Established by philanthropist Yosef Wosk in 2017 and supported by the Yosef Wosk Family Foundation, the award celebrates the distinguished career of Vancouver author, commentator and arts critic Max Wyman. Its initial focus was on British Columbia writers; it became a national award in 2025. The winner receives a cash prize of $5,000 and a gold and emerald pin created by Vancouver artist Robert Chaplin.

A NOTE FROM YOSEF WOSK:

The award was established to catalyze the art of creative commentary. As our society matures, feedback must also deepen and respond to inspired offerings. This Canada-wide award is presented to a writer for work of discernment and compelling style that raises the level of cultural conversation and, ultimately, human creativity.

The award is named in honour of Max Wyman, O.C., D.Litt. (hon). He is a cultural paragon whose clear vision, incisive writing and fearless voice have both grounded and encouraged us. From his genesis in England (b. May 14, 1939) to his half-century here in British Columbia he has been an unparalleled personality, a cultural critic and midwife of creativity whose influence is sure to be modelled by future generations.

A NOTE FROM MAX WYMAN:

It has been fashionable recently for some elements of the on-line commentariat to lament that modern society’s wholesale public embrace of social media has effectively eradicated the role of the arts and culture critic/commentator—and for proof, we simply need to look at the vastly diminished presence of traditional criticism in the legacy media.

I can’t and won’t argue with the evidence. The job I did for much of my life has been rendered—is thought to have been rendered—redundant by the gift that the Internet has bestowed: universal access to an unprecedented treasury of creative expression, and the simultaneous ability for everyone to circulate their views about it, instantly, to the world, in 140 characters on X or ten seconds on TikTok. Reductionist thinking in a virtual nutshell.

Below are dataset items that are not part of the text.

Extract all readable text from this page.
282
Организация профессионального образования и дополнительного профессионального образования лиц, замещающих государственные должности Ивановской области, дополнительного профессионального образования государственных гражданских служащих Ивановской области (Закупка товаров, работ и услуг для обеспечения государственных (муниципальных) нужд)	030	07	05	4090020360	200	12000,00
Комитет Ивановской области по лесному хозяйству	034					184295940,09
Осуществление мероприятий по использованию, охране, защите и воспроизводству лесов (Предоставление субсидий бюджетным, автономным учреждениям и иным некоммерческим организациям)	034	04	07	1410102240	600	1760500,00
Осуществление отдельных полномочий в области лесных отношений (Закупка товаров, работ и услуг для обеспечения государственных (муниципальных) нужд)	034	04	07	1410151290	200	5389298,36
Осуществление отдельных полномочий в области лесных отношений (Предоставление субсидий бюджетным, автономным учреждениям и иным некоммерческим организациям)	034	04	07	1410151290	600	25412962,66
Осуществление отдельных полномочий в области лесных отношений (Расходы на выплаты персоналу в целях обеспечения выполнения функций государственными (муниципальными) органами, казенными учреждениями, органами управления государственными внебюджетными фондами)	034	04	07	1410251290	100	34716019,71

But I would argue that, far from becoming an inconvenient irrelevance, informed and insightful cultural criticism and commentary it is more important than ever. The democratization of individual access to public commentary was certainly overdue, for all the socio-cultural reasons we are familiar with. I welcome the freedom of personal expression it provides to many millions of thinking, feeling human beings who might otherwise be mute.

But we still need people who will enhance public understanding and appreciation of creative inquiry, and stimulate critical thinking, even skepticism, in our interpretation of the world around us. The real challenge facing cultural commentary is how to find ways to change to meet the changing circumstances in the cultural arena itself.

It is increasingly clear that classification of the arts into genres is not only out of date but has diminishing relevance. Music, dance, theatre, mime, film, video … everything is endlessly cross-referential. Nothing is static, no previous assumptions about disciplinary borders can be trusted. (This has always been true, to a degree, in the arts, but modern technologies and the relaxation of socio-cultural boundaries have intensified the cross-fertilization process.)

The great and exciting opportunity available to anyone writing cultural commentary today lies in finding ways to get a grip on that seething complexity, and new ways to explore and contextualize it in ways that will interest and provoke audiences, both established and new … amplifying pleasure, encouraging discernment, deepening appreciation.

That process is what this award hopes to foster, recognize and honour.

CRITERIA AND SELECTION PROCESS

Admissible formats include cultural commentary in print, on air and on-line. Candidates must be either Canadian citizens or permanent residents of Canada. A selection panel chooses the award recipients. Neither applications nor nominations are accepted as part of the selection process.